Understanding and defining the sequence formula correctly is essential, as it acts as the base for any further calculations or transformations such as substitution and simplification.

The substitution method is a technique used to find specific terms in a sequence by replacing variables in the sequence formula with new values. This method is particularly useful when defining recursive sequences because it helps us move from one term to the next.

To find a new term in the sequence, say \( P_{k+1} \), you substitute \( k+1 \) into the sequence formula in place of \( k \). For this exercise:

• Original: \( P_k = \dfrac{1}{2(k + 2)} \)
• Substitute: \( k+1 \) in place of \( k \)
• Result: \( P_{k+1} = \dfrac{1}{2((k+1) + 2)} \)
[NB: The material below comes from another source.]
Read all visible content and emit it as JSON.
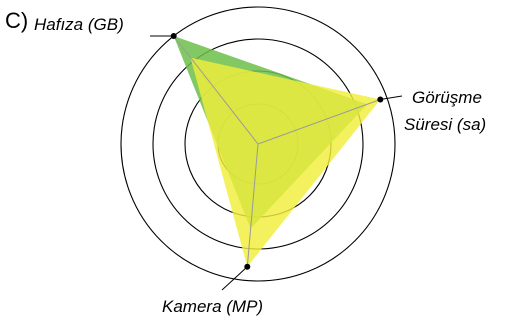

The substitution method simplifies the process of extending sequences by converting known terms into the required next term's format. It highlights the dynamic aspect of recursive sequences where each term depends on a consistent rule.

Sequence simplification is the process of making a sequence's terms easier to work with by reducing the complexity of its formula. This makes it simpler to identify patterns or calculate further terms.

In the given exercise, after substituting \( k+1 \) into the sequence formula, we arrived at:

• \( P_{k+1} = \dfrac{1}{2((k+1) + 2)} \)

To simplify:

• Calculate the expression in the parentheses: \((k + 1) + 2 = k + 3\)
• Update the formula to: \( P_{k+1} = \dfrac{1}{2(k+3)} \)

Simplification allows for more efficient calculations and a better understanding of the sequence's behavior. It helps to highlight any key features or patterns, making further exploration or computation smoother and more straightforward.